The problem of scale is seen in Kentucky, his home state, where people like Mr. Berry are tackling Big Coal and “getting nowhere, forever.” The problem of getting the coal industry out of the state is too big, he says. It needs to be broken down into smaller bites. He digressed to complain about how both political parties in Kentucky are in the thrall of the industry. (The next day during a Q&A session, he referred sarcastically to “Our pride and joy in Kentucky, Mitch McConnell.”)

In another informal conversation, I asked him to speak more about science, and how it might or might not help to bring about his vision of an authentic land economy. Science can be a big help in terms of methods and skills, he acknowledged; his main beef with science is when it tries to measure and reduce intangibles like mercy, kindness and love to genetics and physics. Finding another tangent, he chuckled over how the same people (the aforementioned scientists) who believe in determinism threw up their arms during the recent election, surprised that voters did not have the free will to vote sensibly. “You can’t have it both ways,” he said. “Either it’s all determinism, or it’s all free will.”

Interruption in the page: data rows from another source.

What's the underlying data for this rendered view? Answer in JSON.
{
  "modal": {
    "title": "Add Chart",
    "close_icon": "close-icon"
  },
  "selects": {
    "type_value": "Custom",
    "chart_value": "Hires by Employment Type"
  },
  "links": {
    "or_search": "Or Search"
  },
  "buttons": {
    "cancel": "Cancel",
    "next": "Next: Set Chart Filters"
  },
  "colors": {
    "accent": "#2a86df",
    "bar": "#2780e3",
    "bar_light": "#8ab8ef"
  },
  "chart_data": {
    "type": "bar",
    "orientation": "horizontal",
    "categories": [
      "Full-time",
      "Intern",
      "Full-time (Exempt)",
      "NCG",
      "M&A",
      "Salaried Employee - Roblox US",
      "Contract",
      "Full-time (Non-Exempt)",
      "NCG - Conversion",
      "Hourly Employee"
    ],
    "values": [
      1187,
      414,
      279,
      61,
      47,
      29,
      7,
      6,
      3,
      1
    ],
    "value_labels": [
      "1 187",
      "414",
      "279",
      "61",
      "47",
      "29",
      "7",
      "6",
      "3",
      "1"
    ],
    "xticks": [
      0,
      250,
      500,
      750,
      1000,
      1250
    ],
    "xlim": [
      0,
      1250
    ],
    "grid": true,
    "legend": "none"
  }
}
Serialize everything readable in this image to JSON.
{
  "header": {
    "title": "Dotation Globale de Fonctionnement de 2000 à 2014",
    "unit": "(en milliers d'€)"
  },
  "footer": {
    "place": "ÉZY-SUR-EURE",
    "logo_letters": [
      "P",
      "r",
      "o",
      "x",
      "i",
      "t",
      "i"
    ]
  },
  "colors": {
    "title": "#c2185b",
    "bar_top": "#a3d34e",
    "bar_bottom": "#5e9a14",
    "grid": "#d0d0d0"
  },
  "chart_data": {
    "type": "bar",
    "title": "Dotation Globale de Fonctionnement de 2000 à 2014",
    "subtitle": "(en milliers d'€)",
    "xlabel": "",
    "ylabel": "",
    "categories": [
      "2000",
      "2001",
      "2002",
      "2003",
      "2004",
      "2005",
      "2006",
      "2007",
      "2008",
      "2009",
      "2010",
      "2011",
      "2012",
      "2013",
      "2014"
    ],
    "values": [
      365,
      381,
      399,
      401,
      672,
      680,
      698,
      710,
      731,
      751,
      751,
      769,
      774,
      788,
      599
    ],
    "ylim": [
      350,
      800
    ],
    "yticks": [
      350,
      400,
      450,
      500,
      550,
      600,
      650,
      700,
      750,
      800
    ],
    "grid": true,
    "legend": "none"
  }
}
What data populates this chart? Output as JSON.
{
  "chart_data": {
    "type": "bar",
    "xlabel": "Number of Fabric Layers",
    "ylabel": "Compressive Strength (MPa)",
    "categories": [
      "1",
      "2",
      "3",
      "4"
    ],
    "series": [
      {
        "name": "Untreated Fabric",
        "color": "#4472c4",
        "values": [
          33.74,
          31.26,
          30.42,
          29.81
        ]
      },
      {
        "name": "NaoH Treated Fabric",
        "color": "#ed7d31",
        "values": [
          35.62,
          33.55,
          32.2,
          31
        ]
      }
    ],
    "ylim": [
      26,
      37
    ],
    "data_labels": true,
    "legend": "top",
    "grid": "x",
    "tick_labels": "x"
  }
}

But back again to the crux of Mr. Berry’s gist. The way he sees it, reform, recovery, conservation and all that good stuff boil down to things he’s been praising for decades: conversation, conviviality, company, laughter, connection to a place, attention to the land and respect for people, animals and plants. He credits one of his friends, the late Gene Logsdon, author of The Contrary Farmer, with advice that counters the Nixon-era edict from Ag Secretary Earl Butz to get big or get out. “Get small and stay in,” he said.

He was one of the warmest, most sincere and funny writers I’ve ever met. His visit buoyed the spirits of so many of us who are struggling to navigate our new political era—and he told us that if we wanted to find hope, we might want to start by thinking about what a beautiful world this still is.